Kondisi sosial ekonomi masyarakat desa seringkali menjadi sorotan utama bagi para pengambil kebijakan. Sayangnya, banyak orang yang terjebak dengan tidak melihat akar permasalahan apa yang sebenarnya terjadi di Pedesaan.

Dengan desa yang menjadi rumah 60 persen penduduk miskin dan sektor pertanian yang menampung 41 juta tenaga kerja justru dianaktirikan. Kondisi ini telah mengakibatkan semakin menipisnya insentif dari sektor pertanian yang akhirnya mendorong pada peningkatan angka pengangguran dan angka urbanisasi. Kemiskinan yang terjadi dipedesaan inilah merupakan muara dari tidak tersedianya akses terhadap alat-alat produksi baik itu berupa akses terhadap sumber daya alam, teknologi, dan juga masalah pasar.

Harus diakui bahwa selama ini desa selalu menjadi objek dari pembangunan. Sumber daya alam yang melimpah justru menjadi objek yang tak henti-hentinya dieksploitasi oleh pengusaha yang justru mendapat ijin dari penguasa. Demikian juga dengan kota yang selama ini juga berperan serta dalam pengerukan kekayaan alam di desa.

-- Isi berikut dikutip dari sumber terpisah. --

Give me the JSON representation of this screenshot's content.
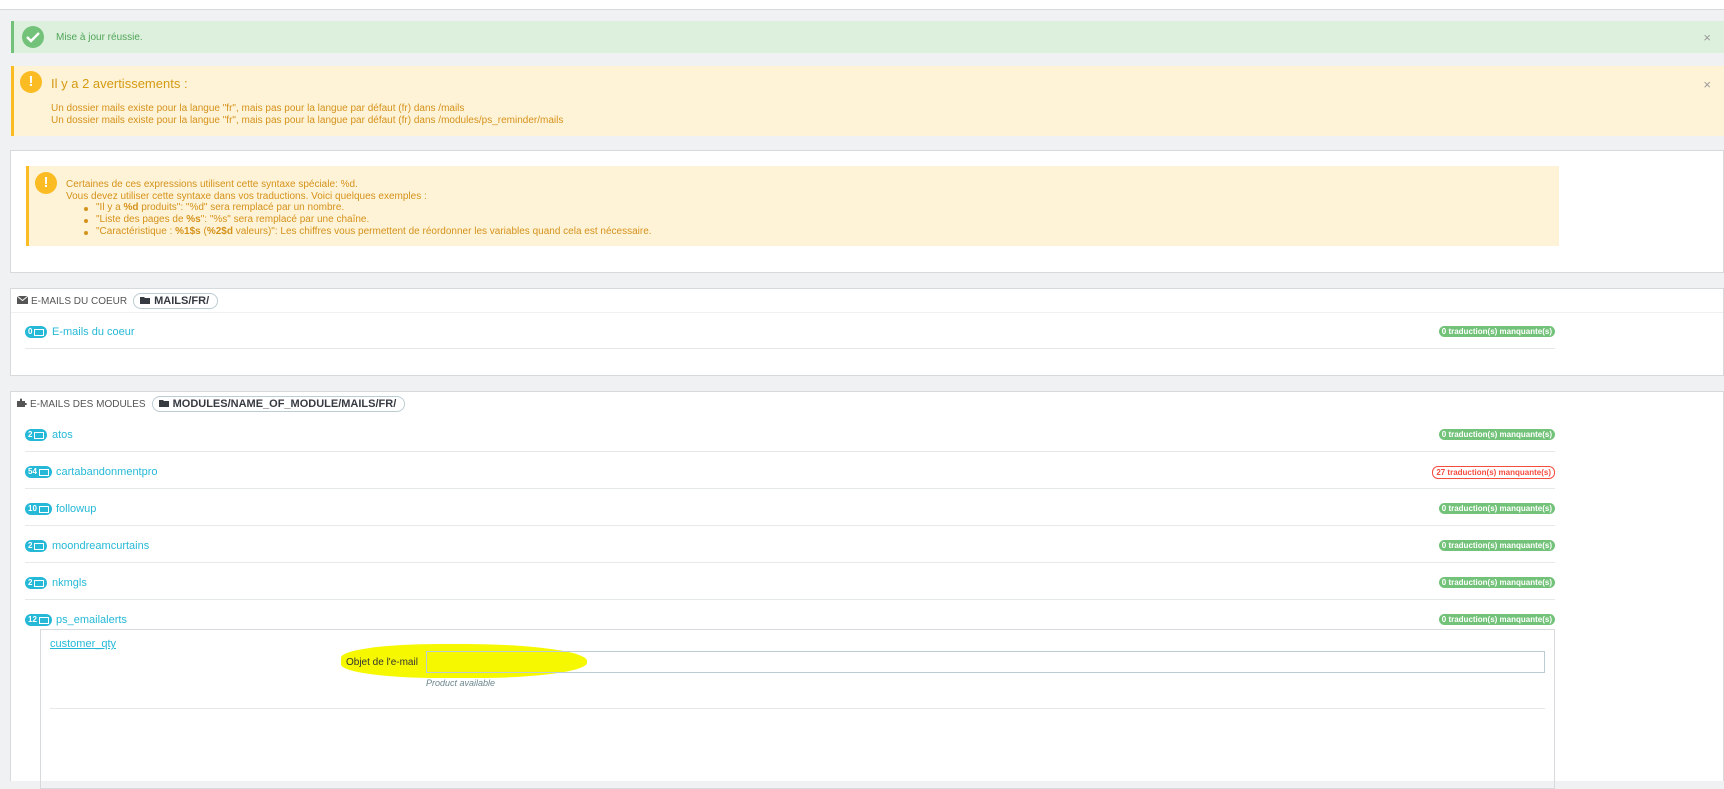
{
  "success_alert": {
    "message": "Mise à jour réussie.",
    "close": "×"
  },
  "warning_alert": {
    "icon": "!",
    "title": "Il y a 2 avertissements :",
    "lines": [
      "Un dossier mails existe pour la langue \"fr\", mais pas pour la langue par défaut (fr) dans /mails",
      "Un dossier mails existe pour la langue \"fr\", mais pas pour la langue par défaut (fr) dans /modules/ps_reminder/mails"
    ],
    "close": "×"
  },
  "syntax_info": {
    "icon": "!",
    "intro1": "Certaines de ces expressions utilisent cette syntaxe spéciale: %d.",
    "intro2": "Vous devez utiliser cette syntaxe dans vos traductions. Voici quelques exemples :",
    "ex1_a": "\"Il y a ",
    "ex1_b": "%d",
    "ex1_c": " produits\": \"%d\" sera remplacé par un nombre.",
    "ex2_a": "\"Liste des pages de ",
    "ex2_b": "%s",
    "ex2_c": "\": \"%s\" sera remplacé par une chaîne.",
    "ex3_a": "\"Caractéristique : ",
    "ex3_b": "%1$s",
    "ex3_c": " (",
    "ex3_d": "%2$d",
    "ex3_e": " valeurs)\": Les chiffres vous permettent de réordonner les variables quand cela est nécessaire."
  },
  "core_panel": {
    "heading": "E-mails du coeur",
    "folder": "MAILS/FR/",
    "rows": [
      {
        "count": "0",
        "name": "E-mails du coeur",
        "missing": "0 traduction(s) manquante(s)",
        "status": "ok"
      }
    ]
  },
  "modules_panel": {
    "heading": "E-mails des modules",
    "folder": "MODULES/NAME_OF_MODULE/MAILS/FR/",
    "rows": [
      {
        "count": "2",
        "name": "atos",
        "missing": "0 traduction(s) manquante(s)",
        "status": "ok"
      },
      {
        "count": "54",
        "name": "cartabandonmentpro",
        "missing": "27 traduction(s) manquante(s)",
        "status": "bad"
      },
      {
        "count": "10",
        "name": "followup",
        "missing": "0 traduction(s) manquante(s)",
        "status": "ok"
      },
      {
        "count": "2",
        "name": "moondreamcurtains",
        "missing": "0 traduction(s) manquante(s)",
        "status": "ok"
      },
      {
        "count": "2",
        "name": "nkmgls",
        "missing": "0 traduction(s) manquante(s)",
        "status": "ok"
      },
      {
        "count": "12",
        "name": "ps_emailalerts",
        "missing": "0 traduction(s) manquante(s)",
        "status": "ok"
      }
    ],
    "expanded": {
      "template_name": "customer_qty",
      "subject_label": "Objet de l'e-mail",
      "subject_value": "",
      "subject_help": "Product available"
    }
  },
  "colors": {
    "primary": "#25b9d7",
    "success": "#72c279",
    "warning": "#fbbb22",
    "danger": "#f54c3e",
    "highlight": "#f6f800"
  }
}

Sumber kehidupan masyarakat dirampas untuk kepentingan pertambangan, perkebunan, transportasi, dan berbagai infrastruktur lainnya yang semuanya memihak pemodal kuat. Sulit mencari contoh, misalnya, kegiatan pertambangan yang menyejahterakan masyarakat sekitar. Tidak mudah pula menunjukkan contoh penebangan hutan yang setelah hutannya habis, kemudian masyarakat sekitar lebih sejahtera. Tentunya hal tersebut disebabkan oleh ijin-ijin yang dengan mudah diperoleh dari pemerintah. Apalagi dipihak pemerintah selalu berpendapat bahwa investasi datang maka masyarakat sekitar akan dapat "tetesan" dari investasi yang hadir di desa. Tentunya dengan hitung-hitungan bahwa investasi tersebut akan menyerap lapangan pekerjaan baru.

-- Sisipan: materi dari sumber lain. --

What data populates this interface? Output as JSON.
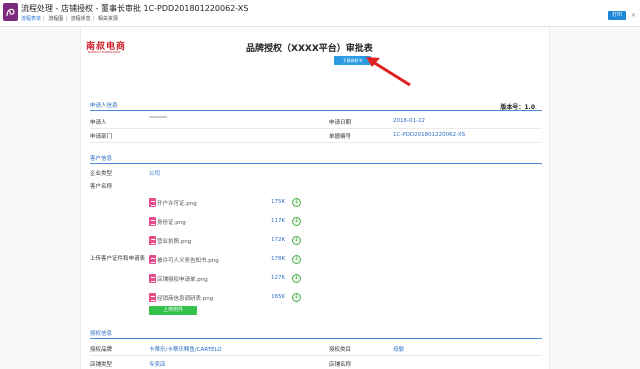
{
  "window": {
    "title": "流程处理 - 店铺授权 - 董事长审批 1C-PDD201801220062-XS",
    "tabs": [
      "流程表单",
      "流程图",
      "流程状态",
      "相关资源"
    ],
    "top_button": "打印",
    "top_close": "✕"
  },
  "form": {
    "logo_text": "南叔电商",
    "logo_sub": "NANSHU DIANSHANG",
    "title": "品牌授权（XXXX平台）审批表",
    "download_label": "下载授权书",
    "version": "版本号：1.0"
  },
  "applicant": {
    "section": "申请人信息",
    "applicant_label": "申请人",
    "dept_label": "申请部门",
    "date_label": "申请日期",
    "date_value": "2018-01-22",
    "doc_label": "单据编号",
    "doc_value": "1C-PDD201801220062-XS"
  },
  "customer": {
    "section": "客户信息",
    "type_label": "企业类型",
    "type_value": "公司",
    "name_label": "客户名称",
    "upload_label": "上传客户证件和申请表",
    "files": [
      {
        "name": "开户许可证.png",
        "size": "175K"
      },
      {
        "name": "身份证.png",
        "size": "117K"
      },
      {
        "name": "营业执照.png",
        "size": "172K"
      },
      {
        "name": "被许可人义务告知书.png",
        "size": "178K"
      },
      {
        "name": "店铺授权申请单.png",
        "size": "127K"
      },
      {
        "name": "经销商信息调研表.png",
        "size": "165K"
      }
    ],
    "upload_button": "上传附件"
  },
  "auth": {
    "section": "授权信息",
    "brand_label": "授权品牌",
    "brand_value": "卡蒂乐/卡蒂乐鳄鱼/CARTELO",
    "category_label": "授权类目",
    "category_value": "母婴",
    "shop_type_label": "店铺类型",
    "shop_type_value": "专卖店",
    "shop_name_label": "店铺名称"
  },
  "colors": {
    "accent": "#2c6fc4",
    "download_button": "#2a9be3",
    "upload_button": "#35c24a",
    "arrow": "#e02020",
    "logo": "#d0202a"
  }
}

Disisi lain pemerintah tidak pernah menghitung berapa banyak rakyat yang kehilangan pekerjaannya apabila investasi datang. Misalnya penggusuran petani di desa. Sehingga konflik agraria selalu menjamur di seluruh pelosok desa di negeri ini. Benar memang bahwa tercipta lapangan pekerjaan baru tetapi akan lebih banyak lagi yang kehilangan pekerjaannya.

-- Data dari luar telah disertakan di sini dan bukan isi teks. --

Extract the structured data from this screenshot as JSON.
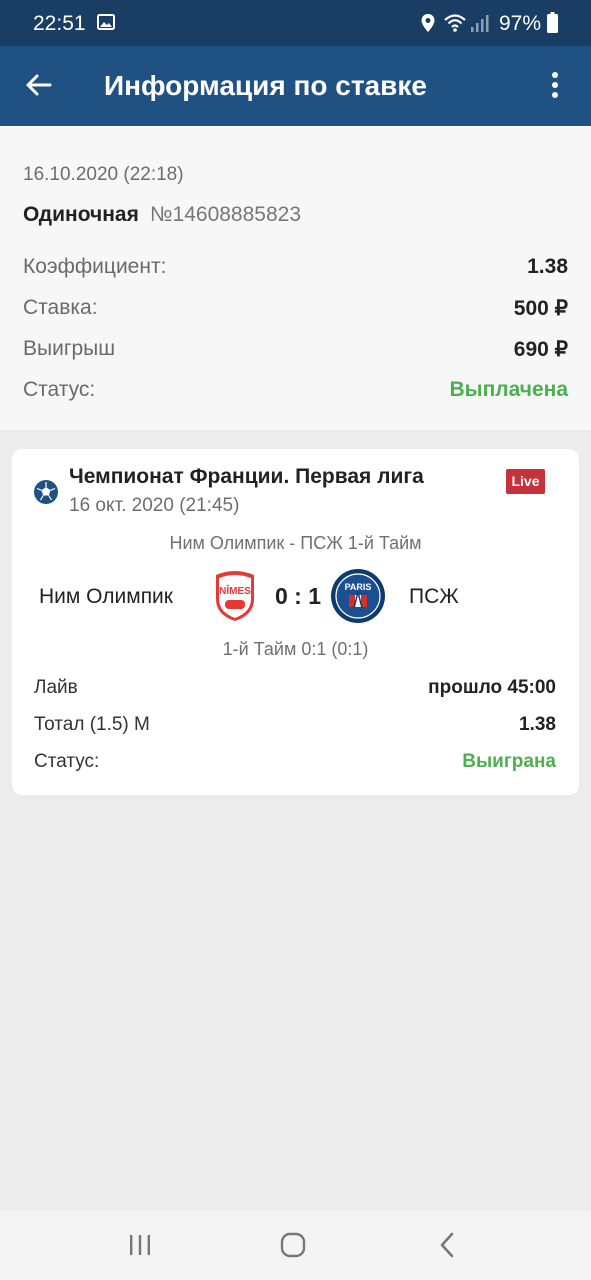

Jangan pernah menyalahkan warga (petani) dari desa berlomba-lomba pergi ke kota untuk mencari pekerjaan baru. Desakan ekonomi akibat minimnya lapangan pekerjaan di pedesaan karena terpaksa harus kehilangan pekerjaan membuat mereka, yang tidak memiliki tingkat pendidikan dan keahlian kerja memadai nekat berangkat ke kota bahkan mengadu nasib di luar negeri sebagai Tenaga Kerja Indonesia (TKI). Iming-iming gaji tinggi dan pengalaman ke luar negeri dari para calo yang rajin bergerilya ke pelosok desa mampu mengikat banyak perempuan dan laki-laki dari usia tua sampai muda untuk menjadi TKI.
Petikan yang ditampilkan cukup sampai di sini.